Chicago, Illinois, August 1, 2019 – The economy keeps humming along backed by strong retail sales and low unemployment. However, the big news of the summer is the Fed’s quarter-point rate cut at the end of July. This cut represents the first drop in since the Great Recession, over a decade ago. Policymakers are preempting softer economic conditions, and the effects of the trade war with China. The Fed’s goal is to maintain the record-long economic expansion, while controlling inflation. The Fed also warned that further rate cuts are unlikely.
As of early August, the benchmark 10-year treasury dipped below 2%, hitting a new low under the current administration. This year alone, rates dropped about two-thirds of a percent. Even before the Fed’s announcement, the second quarter 30-year mortgage rates for homeowners dropped below 4%, as markets expected some type of cut.

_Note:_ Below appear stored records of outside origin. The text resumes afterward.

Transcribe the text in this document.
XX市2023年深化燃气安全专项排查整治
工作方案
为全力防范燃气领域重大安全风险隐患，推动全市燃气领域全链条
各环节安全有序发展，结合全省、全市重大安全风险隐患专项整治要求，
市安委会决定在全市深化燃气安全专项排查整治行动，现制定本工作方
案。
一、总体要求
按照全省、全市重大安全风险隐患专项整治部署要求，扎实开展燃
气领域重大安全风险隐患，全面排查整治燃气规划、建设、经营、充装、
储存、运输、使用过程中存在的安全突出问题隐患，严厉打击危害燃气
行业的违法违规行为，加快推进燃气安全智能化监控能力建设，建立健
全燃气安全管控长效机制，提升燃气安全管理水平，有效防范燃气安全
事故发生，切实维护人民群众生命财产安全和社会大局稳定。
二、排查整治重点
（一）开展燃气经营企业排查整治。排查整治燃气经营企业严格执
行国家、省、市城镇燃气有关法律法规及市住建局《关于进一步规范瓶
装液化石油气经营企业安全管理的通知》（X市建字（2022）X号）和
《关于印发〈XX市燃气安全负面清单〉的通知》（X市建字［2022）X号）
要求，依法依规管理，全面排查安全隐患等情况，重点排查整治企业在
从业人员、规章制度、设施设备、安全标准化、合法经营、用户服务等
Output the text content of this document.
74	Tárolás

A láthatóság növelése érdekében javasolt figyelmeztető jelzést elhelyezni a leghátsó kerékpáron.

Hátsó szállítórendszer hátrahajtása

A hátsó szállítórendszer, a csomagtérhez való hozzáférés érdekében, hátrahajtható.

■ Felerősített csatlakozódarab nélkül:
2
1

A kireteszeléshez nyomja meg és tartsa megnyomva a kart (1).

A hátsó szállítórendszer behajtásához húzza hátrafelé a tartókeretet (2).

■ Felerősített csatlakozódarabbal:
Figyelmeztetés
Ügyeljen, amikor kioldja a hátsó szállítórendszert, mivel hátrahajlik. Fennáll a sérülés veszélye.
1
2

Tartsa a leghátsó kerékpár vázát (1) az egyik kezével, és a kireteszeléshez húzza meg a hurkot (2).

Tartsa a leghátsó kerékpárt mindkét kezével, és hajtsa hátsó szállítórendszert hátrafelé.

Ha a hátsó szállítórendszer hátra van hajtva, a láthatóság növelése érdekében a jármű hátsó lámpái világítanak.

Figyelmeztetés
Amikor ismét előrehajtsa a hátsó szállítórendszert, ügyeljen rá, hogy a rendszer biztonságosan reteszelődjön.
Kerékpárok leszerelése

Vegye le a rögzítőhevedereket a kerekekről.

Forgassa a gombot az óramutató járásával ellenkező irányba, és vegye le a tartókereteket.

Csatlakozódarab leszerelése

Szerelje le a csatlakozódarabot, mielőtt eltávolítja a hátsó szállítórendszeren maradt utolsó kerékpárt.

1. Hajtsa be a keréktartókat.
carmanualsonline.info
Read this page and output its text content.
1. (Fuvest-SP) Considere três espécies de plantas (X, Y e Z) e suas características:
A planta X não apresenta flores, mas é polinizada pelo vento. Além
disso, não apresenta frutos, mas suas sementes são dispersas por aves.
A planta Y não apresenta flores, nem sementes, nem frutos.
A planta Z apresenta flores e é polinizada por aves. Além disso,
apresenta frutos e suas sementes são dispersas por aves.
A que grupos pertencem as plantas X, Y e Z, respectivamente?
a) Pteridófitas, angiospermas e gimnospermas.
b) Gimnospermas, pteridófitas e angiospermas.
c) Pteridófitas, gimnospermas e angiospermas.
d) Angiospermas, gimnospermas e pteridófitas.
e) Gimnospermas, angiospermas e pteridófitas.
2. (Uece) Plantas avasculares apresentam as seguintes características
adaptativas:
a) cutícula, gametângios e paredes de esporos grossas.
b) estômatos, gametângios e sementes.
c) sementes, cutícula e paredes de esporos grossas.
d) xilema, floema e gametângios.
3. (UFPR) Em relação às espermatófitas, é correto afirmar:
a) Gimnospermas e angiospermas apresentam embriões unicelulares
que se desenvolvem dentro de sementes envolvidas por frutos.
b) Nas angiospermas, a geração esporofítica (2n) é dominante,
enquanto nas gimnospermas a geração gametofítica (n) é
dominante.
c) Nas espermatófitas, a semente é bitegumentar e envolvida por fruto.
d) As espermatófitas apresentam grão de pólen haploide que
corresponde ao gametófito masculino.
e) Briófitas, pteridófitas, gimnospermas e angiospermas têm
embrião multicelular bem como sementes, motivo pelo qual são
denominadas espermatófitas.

Commercial mortgage rates continue hovering in low territory, with a 10-year debt available in the lower- to-mid-three percent range for conservatively funded deals. Rates are about 75 basis points lower than the start of the year. Mortgage spreads over treasuries stay unchanged, based on an oversupply of real estate capital. No relief in sight for debt investors searching for yield, as mortgage pricing compression continues across most markets and property sectors.
The director of the Real Estate Capital Institute®, John Oharenko, comments, “The current cycle rewards borrowers, rather than savers. Borrowers welcome debt service payment relief, as labor costs and other ownership expenses escalate.”